|
Is the algorithm of data clustering used by google, known ? If yes, where can I find it. |
|
You could search Google publication database for clustering and K-means: http://research.google.com/pubs/papers.html One relevant Googler paper that's not in that list for some reason is "Fast and Accurate k-means For Large Datasets", NIPS 2011 |
|
Since you ask about web-scale clustering of web pages, I would assume they use either a distributed k-means, or the following algorithm which has a Googler as a co-author: Efficient Clustering of Web-Derived Data Sets (Sarmento et al, 2009). I outline the algorithm in the answer to Large-scale clustering. |
Google uses many variants of many clustering algorithms internally. Some of them are known (k-means), some of them are not (their clustering spelling corrector). Can you be more specific?
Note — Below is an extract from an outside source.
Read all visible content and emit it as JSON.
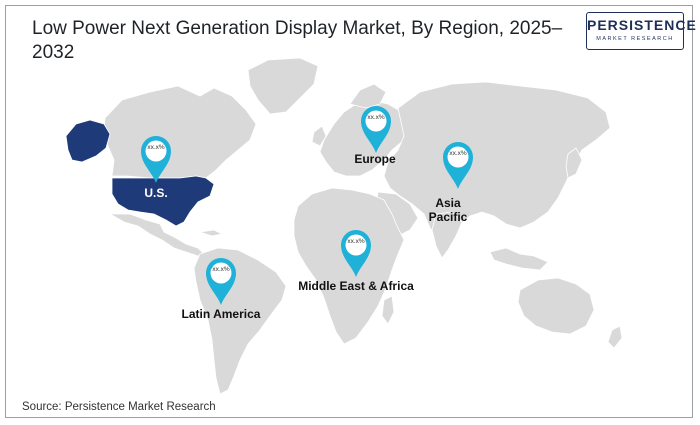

What is the main essential algorithm that Google use to cluster the data (mainly web pages based content) ? They use kmeans for which task ? Is it an incremental version that they use ? It's not feasible to do a static clustering (e.g. classical kmeans) because the amount of concerned data is very large, change, and progress continuously ...
Perhaps you might look into PageRank, which is he algorithm Google is best known for.
this is lol
They don't use k-means, they use keywords, user behavior, and all the ingenuity and technical effort that their hundreds or thousands of search engineers working with the largest server farm in the world an a dataset larger than the sum total of all text produced by humans before the year 2005 can muster. There is no single algorithm (PageRank is the largest single element though).